How i tried to convince my husband to have children

  • Dates
    2012 - 2018
  • Author
  • Topics Daily Life, Contemporary Issues, Social Issues
  • Locations Russia, Switzerland

My mom was 22 when I was born. I’m 27. And I have no kids. Everybody has kids. But I don’t.My husband is the reason why I have no kids. We didn’t talk about kids before we got married. He says, mothers are dumb. That I will ruin my life if I get pregnant. I didn’t know I’d need to convince him.

«My mom was 22 when I was born. I’m 27. And I have no kids. Everybody has kids. But I don’t. My husband is the reason why I have no kids. We didn’t talk about kids before we got married. He says, mothers are dumb. That I will ruin my life if I get pregnant. I didn’t know I’d need to convince him.

But I want him to be a father. I surround him with kids pictures. I hang them everywhere. So that he starts liking them. I got old family albums from his parents. To show he was a kid too. Once.

I keep a diary. I record all discussions. I’ll put everything in a book. And I will give it to him. And it will convince him. I know it will».

I always dreamed of becoming a mother. My husband always offered rational arguments against it. His recurring statement was that women run the risk of turning themselves into housewives if they become mothers before establishing themselves professionally.

Eventually we decided to make a playful agreement: if I would manage to establish myself as a photographer, that is – by producing a photobook, then my husband would agree to have children. Eventually I attended a photographic master class of a Magnum photographer Alex Majoli, where I conceived the project about my dream of becoming a mother. The project has now been completed in a form of a photo book dummy.
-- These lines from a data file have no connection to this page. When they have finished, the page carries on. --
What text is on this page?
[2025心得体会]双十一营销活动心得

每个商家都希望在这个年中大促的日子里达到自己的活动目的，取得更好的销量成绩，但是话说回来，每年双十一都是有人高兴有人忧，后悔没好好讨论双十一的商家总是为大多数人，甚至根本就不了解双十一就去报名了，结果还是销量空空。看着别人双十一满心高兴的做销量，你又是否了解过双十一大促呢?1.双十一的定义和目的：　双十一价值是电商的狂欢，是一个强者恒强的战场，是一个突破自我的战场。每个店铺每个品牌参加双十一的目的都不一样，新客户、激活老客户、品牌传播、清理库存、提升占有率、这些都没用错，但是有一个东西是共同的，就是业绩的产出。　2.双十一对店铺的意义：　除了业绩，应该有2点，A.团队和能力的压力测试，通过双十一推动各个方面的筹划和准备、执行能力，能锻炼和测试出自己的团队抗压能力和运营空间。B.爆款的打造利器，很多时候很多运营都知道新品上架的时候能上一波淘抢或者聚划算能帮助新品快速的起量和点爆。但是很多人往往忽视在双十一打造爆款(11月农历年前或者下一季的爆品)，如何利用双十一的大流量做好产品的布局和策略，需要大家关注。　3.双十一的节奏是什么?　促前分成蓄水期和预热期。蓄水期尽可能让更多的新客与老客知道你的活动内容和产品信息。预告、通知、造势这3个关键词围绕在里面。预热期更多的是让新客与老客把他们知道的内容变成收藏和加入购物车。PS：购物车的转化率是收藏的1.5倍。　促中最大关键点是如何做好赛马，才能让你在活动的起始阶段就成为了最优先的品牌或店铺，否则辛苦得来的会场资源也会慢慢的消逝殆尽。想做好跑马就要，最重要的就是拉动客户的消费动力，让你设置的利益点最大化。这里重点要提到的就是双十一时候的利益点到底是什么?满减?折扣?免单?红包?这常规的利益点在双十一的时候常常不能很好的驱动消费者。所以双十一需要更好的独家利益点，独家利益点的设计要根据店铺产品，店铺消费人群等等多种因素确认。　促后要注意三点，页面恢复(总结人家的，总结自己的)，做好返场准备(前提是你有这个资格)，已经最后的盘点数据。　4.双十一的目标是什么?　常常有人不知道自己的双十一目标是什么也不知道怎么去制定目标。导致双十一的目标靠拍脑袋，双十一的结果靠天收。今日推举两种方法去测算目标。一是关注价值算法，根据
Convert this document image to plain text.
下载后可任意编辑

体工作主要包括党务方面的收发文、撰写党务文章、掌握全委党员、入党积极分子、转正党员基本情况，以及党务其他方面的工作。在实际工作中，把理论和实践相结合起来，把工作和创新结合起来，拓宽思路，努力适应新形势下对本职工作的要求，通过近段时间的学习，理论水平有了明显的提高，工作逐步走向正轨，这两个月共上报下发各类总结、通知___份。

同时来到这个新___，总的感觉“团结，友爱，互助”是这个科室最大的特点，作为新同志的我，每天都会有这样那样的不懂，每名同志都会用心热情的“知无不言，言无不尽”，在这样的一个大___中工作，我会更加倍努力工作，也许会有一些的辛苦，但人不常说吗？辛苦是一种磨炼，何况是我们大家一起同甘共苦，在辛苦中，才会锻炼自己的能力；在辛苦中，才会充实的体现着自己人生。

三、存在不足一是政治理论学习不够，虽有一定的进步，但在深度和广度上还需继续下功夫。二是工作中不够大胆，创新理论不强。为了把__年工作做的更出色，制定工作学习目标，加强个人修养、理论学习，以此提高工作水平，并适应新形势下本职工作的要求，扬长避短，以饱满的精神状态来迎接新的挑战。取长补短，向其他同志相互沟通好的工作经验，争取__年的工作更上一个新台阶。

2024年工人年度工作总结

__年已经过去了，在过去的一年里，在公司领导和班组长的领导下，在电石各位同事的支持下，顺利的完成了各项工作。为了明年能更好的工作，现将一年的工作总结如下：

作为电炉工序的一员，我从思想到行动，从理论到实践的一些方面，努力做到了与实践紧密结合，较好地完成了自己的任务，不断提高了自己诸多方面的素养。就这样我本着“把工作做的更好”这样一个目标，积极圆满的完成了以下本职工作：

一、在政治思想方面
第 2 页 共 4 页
I use my personal diary notes, photos I have taken of other children and (presumably) happy families, archive photos of my and my husband’s parents, audio recordings of my personal conversations with my husband, photos of the walls of our apartment that I continuously decorated with children pictures, etc. The book is constructed as a visual diary of a person whose life is focused on one goal: to have a baby. The idyllic love story (I started dating my husband when I was 18 and married him when I was 20, subsequently moving with him to Switzerland) grows into a more dramatic struggle between the rational arguments of the male and the irrational feelings of the female.